Только ласково сыну обмолвился.

– Не езди, дитятко. Уедешь в становище, да там начальник станет тебе кумки подносить, запьешь ты и месяц и другой будешь пить, а враги тасынэа да тунгусы набегут на наши чумы и всех нас зарежут.

Призадумался Кырыкытэа. Долго думал, да и говорит:

– Нет, батюшка, я поеду. Если бы враги хотели притти, то пришли бы раньше, а захотят, так и позже придут и при мне придут.

Только заплакал старик. Мудрый был и много знал, но ничего не сказал.

Взял Кырыкытэа два полных мешка песцов и лисиц. Ударил вожжой по крутому боку передового, качнулся в богатырской руке хорей, и понеслась лихая упряжка,

Как пять белых чаек, как пять снежинок, подхваченных ветром, несутся олени. Олени добрые, сами бегут, хореем шевелить не надо.

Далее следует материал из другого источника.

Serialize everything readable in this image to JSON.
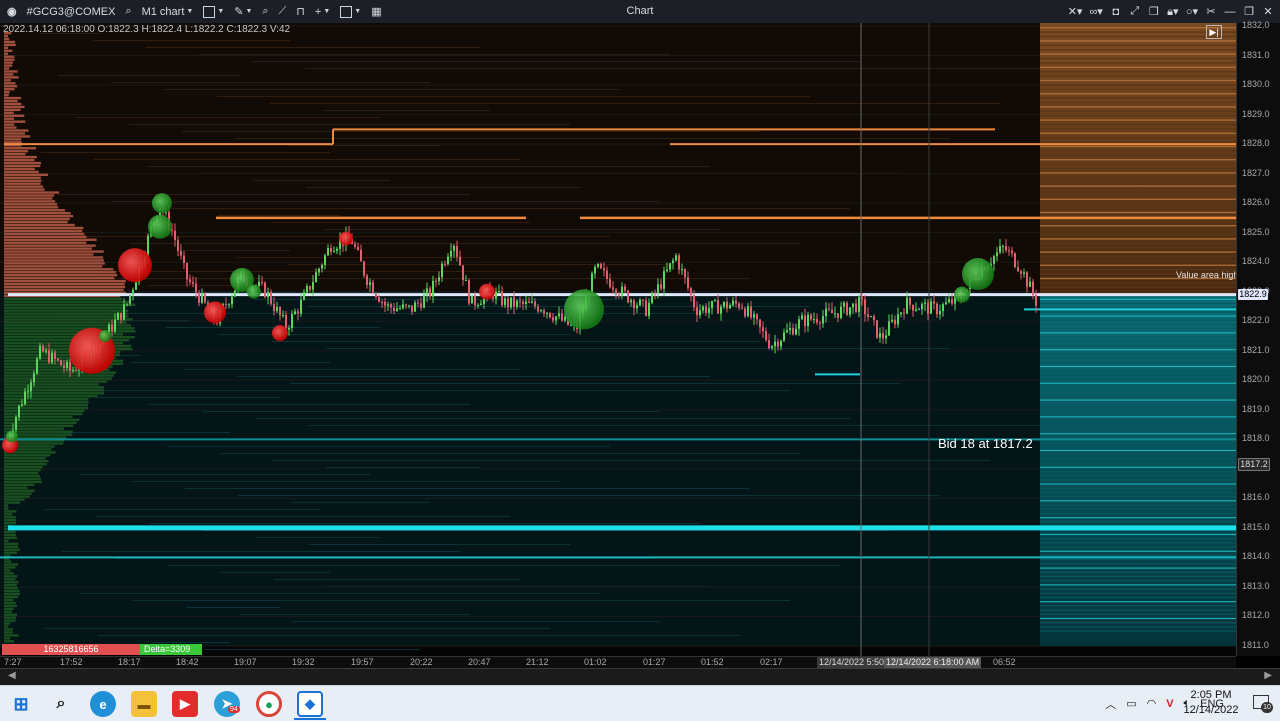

Три солнца прошло по небу, как ехал Кырыкытэа, и только тогда до целого, не выбитого оленями снега доехал. Велико было стадо богатырей самоедских.

Половину луны неудержимым вихрем неслась упряжка. Много холмов пересек санный след, много озер объехал, выкружил Кырыкытэа, только тогда показалось становище русского начальника.

– Знал он за солнце до этого, что становище близко: следа россомахи уже целое солнце не видал.

Как избы увидел, словно опьянел. Лицо раскраснелось, в жар бросило, шапку с головы сбросил и под себя сунул.

Ветер ласково расчесал холодной пятерней черные как вороново крыло пряди прямых волос. В становище въехал. Олени боятся, шарахаются. Десять лет здесь не бывали, русского жилья не видали давно, духу не могут терпеть чужого. Передового все на тугой вожже держать надо, а то свернут куда-нибудь в сторону.

К большому дому в самой середине становища подъехал Кырыкытэа. Упряжку вожжой привязал, хорей к ногам оленей бросил. Потянулся, размял затекшие от долгой езды руки и ноги. Развел богатырскими плечами. Глядит, начальник уж с крыльца спускается.